Jackson Financial Inc (JXN) is not a strong buy at the moment for a beginner investor with a long-term focus. While the company has positive catalysts such as strong customer service recognition and hedge fund interest, the technical indicators and financial performance suggest caution. The stock lacks clear upward momentum, and recent financial results show significant challenges in profitability. Analysts are cautiously optimistic, but the stock's near-term price trend and lack of proprietary trading signals do not support immediate investment.
The MACD is below 0 and negatively expanding, indicating bearish momentum. RSI is neutral at 45.606, and moving averages are converging, showing no clear trend. The stock is trading near a pivot level of 111.997, with support at 107.925 and resistance at 116.069. Short-term price trends suggest a potential decline (-1.08% next day, -1.51% next week, -2.08% next month).

Hedge funds are significantly increasing their holdings, with a 1444.89% increase in buying activity over the last quarter.

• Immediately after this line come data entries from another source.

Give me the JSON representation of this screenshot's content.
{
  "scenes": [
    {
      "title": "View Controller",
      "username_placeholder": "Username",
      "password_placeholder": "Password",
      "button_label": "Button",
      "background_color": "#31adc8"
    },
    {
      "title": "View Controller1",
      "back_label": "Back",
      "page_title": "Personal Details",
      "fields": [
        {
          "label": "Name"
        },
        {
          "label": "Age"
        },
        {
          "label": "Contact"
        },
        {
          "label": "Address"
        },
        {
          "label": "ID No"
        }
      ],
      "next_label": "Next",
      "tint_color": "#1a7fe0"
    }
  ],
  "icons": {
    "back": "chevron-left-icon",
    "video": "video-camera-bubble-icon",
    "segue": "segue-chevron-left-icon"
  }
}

The company has received multiple customer service awards, including 'Highest Customer Service – Financial Industry' for the 14th consecutive year, showcasing strong operational excellence.

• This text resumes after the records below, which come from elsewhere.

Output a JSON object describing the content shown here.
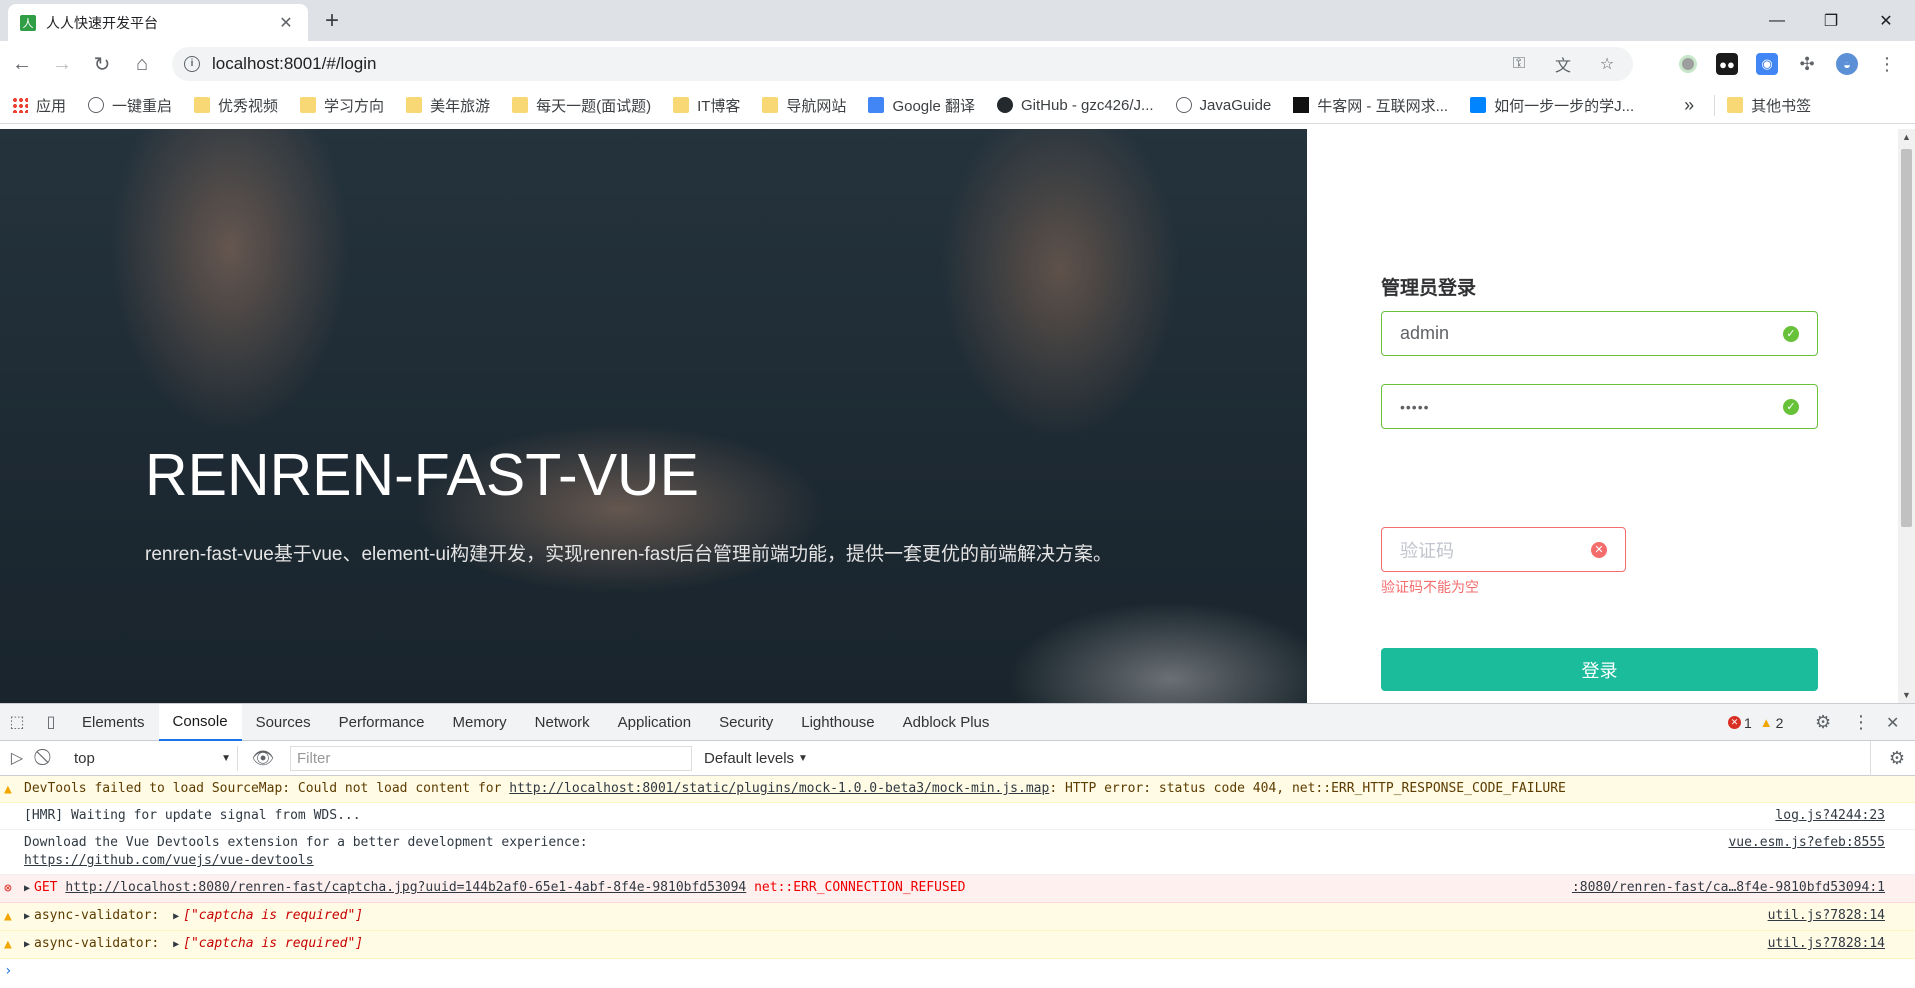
{
  "browser": {
    "tab_title": "人人快速开发平台",
    "tab_favicon": "人",
    "url": "localhost:8001/#/login"
  },
  "bookmarks": [
    {
      "label": "应用",
      "icon": "apps-grid-icon"
    },
    {
      "label": "一键重启",
      "icon": "globe-icon"
    },
    {
      "label": "优秀视频",
      "icon": "folder-icon"
    },
    {
      "label": "学习方向",
      "icon": "folder-icon"
    },
    {
      "label": "美年旅游",
      "icon": "folder-icon"
    },
    {
      "label": "每天一题(面试题)",
      "icon": "folder-icon"
    },
    {
      "label": "IT博客",
      "icon": "folder-icon"
    },
    {
      "label": "导航网站",
      "icon": "folder-icon"
    },
    {
      "label": "Google 翻译",
      "icon": "google-translate-icon"
    },
    {
      "label": "GitHub - gzc426/J...",
      "icon": "github-icon"
    },
    {
      "label": "JavaGuide",
      "icon": "globe-icon"
    },
    {
      "label": "牛客网 - 互联网求...",
      "icon": "nowcoder-icon"
    },
    {
      "label": "如何一步一步的学J...",
      "icon": "zhihu-icon"
    }
  ],
  "bookmarks_overflow": "»",
  "other_bookmarks": "其他书签",
  "hero": {
    "title": "RENREN-FAST-VUE",
    "description": "renren-fast-vue基于vue、element-ui构建开发，实现renren-fast后台管理前端功能，提供一套更优的前端解决方案。"
  },
  "login": {
    "title": "管理员登录",
    "username_value": "admin",
    "password_value": "•••••",
    "captcha_placeholder": "验证码",
    "captcha_error": "验证码不能为空",
    "submit_label": "登录"
  },
  "devtools": {
    "tabs": [
      "Elements",
      "Console",
      "Sources",
      "Performance",
      "Memory",
      "Network",
      "Application",
      "Security",
      "Lighthouse",
      "Adblock Plus"
    ],
    "active_tab": "Console",
    "error_count": "1",
    "warning_count": "2",
    "context": "top",
    "filter_placeholder": "Filter",
    "levels": "Default levels",
    "messages": [
      {
        "level": "warning",
        "prefix": "DevTools failed to load SourceMap: Could not load content for ",
        "link": "http://localhost:8001/static/plugins/mock-1.0.0-beta3/mock-min.js.map",
        "suffix": ": HTTP error: status code 404, net::ERR_HTTP_RESPONSE_CODE_FAILURE",
        "source": ""
      },
      {
        "level": "info",
        "text": "[HMR] Waiting for update signal from WDS...",
        "source": "log.js?4244:23"
      },
      {
        "level": "info",
        "text": "Download the Vue Devtools extension for a better development experience:",
        "link": "https://github.com/vuejs/vue-devtools",
        "source": "vue.esm.js?efeb:8555"
      },
      {
        "level": "error",
        "method": "GET",
        "link": "http://localhost:8080/renren-fast/captcha.jpg?uuid=144b2af0-65e1-4abf-8f4e-9810bfd53094",
        "suffix": "net::ERR_CONNECTION_REFUSED",
        "source": ":8080/renren-fast/ca…8f4e-9810bfd53094:1"
      },
      {
        "level": "warning",
        "text": "async-validator:",
        "value": "[\"captcha is required\"]",
        "source": "util.js?7828:14"
      },
      {
        "level": "warning",
        "text": "async-validator:",
        "value": "[\"captcha is required\"]",
        "source": "util.js?7828:14"
      }
    ],
    "prompt": "›"
  },
  "colors": {
    "accent": "#1abc9c",
    "success": "#67c23a",
    "danger": "#f56c6c"
  }
}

Financial performance in Q4 2025 showed a significant net income drop (-164.37% YoY) and negative EPS (-3.14).
Technical indicators do not show bullish momentum, and the stock is likely to decline in the short term.
No recent congress trading data or proprietary trading signals to support a buy decision.

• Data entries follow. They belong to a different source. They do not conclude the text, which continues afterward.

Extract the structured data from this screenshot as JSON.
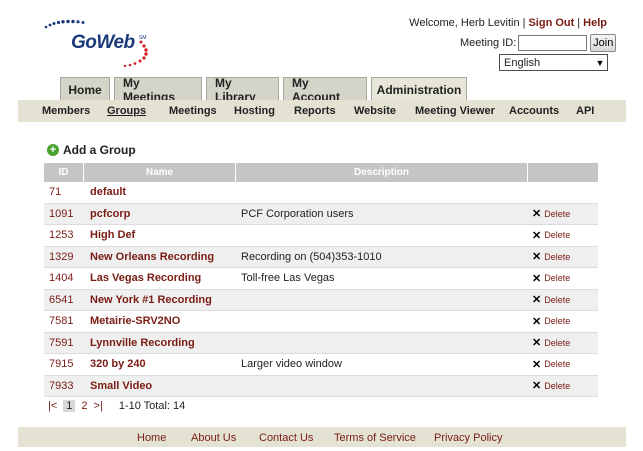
{
  "header": {
    "logo_text": "GoWeb",
    "logo_tm": "SM",
    "welcome": "Welcome, Herb Levitin",
    "sign_out": "Sign Out",
    "help": "Help",
    "meeting_id_label": "Meeting ID:",
    "meeting_id_value": "",
    "join_label": "Join",
    "language": "English"
  },
  "tabs": [
    {
      "label": "Home"
    },
    {
      "label": "My Meetings"
    },
    {
      "label": "My Library"
    },
    {
      "label": "My Account"
    },
    {
      "label": "Administration",
      "active": true
    }
  ],
  "subnav": [
    "Members",
    "Groups",
    "Meetings",
    "Hosting",
    "Reports",
    "Website",
    "Meeting Viewer",
    "Accounts",
    "API"
  ],
  "subnav_active": "Groups",
  "add_group_label": "Add a Group",
  "table": {
    "columns": [
      "ID",
      "Name",
      "Description",
      ""
    ],
    "rows": [
      {
        "id": "71",
        "name": "default",
        "description": "",
        "action": ""
      },
      {
        "id": "1091",
        "name": "pcfcorp",
        "description": "PCF Corporation users",
        "action": "Delete"
      },
      {
        "id": "1253",
        "name": "High Def",
        "description": "",
        "action": "Delete"
      },
      {
        "id": "1329",
        "name": "New Orleans Recording",
        "description": "Recording on (504)353-1010",
        "action": "Delete"
      },
      {
        "id": "1404",
        "name": "Las Vegas Recording",
        "description": "Toll-free Las Vegas",
        "action": "Delete"
      },
      {
        "id": "6541",
        "name": "New York #1 Recording",
        "description": "",
        "action": "Delete"
      },
      {
        "id": "7581",
        "name": "Metairie-SRV2NO",
        "description": "",
        "action": "Delete"
      },
      {
        "id": "7591",
        "name": "Lynnville Recording",
        "description": "",
        "action": "Delete"
      },
      {
        "id": "7915",
        "name": "320 by 240",
        "description": "Larger video window",
        "action": "Delete"
      },
      {
        "id": "7933",
        "name": "Small Video",
        "description": "",
        "action": "Delete"
      }
    ]
  },
  "pager": {
    "first": "|<",
    "pages": [
      "1",
      "2"
    ],
    "current": "1",
    "last": ">|",
    "summary": "1-10 Total: 14"
  },
  "footer": [
    "Home",
    "About Us",
    "Contact Us",
    "Terms of Service",
    "Privacy Policy"
  ],
  "colors": {
    "accent": "#7a1c14",
    "tab_bg": "#d5d4c8",
    "strip_bg": "#e3e2d3",
    "header_bg": "#c5c5c5",
    "logo_blue": "#1b3a7a",
    "logo_red": "#d0202a"
  }
}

In Q4 2025, revenue increased significantly by 524.60% YoY to $1.955 billion. However, net income dropped to -$215 million (-164.37% YoY), and EPS fell to -3.14 (-170.56% YoY). Gross margin remained unchanged at 0%. The financials indicate growth in revenue but severe profitability challenges.
Analysts are cautiously optimistic. Barclays raised the price target to $137 from $128 and maintains an Overweight rating, citing strong capital strength and cash flow. Evercore ISI upgraded the stock to In Line from Underperform with a price target of $118, highlighting manageable risks but above-average tail risk. Morgan Stanley raised the price target to $105 from $101 and keeps an Equal Weight rating, expecting steady macro trends in 2026.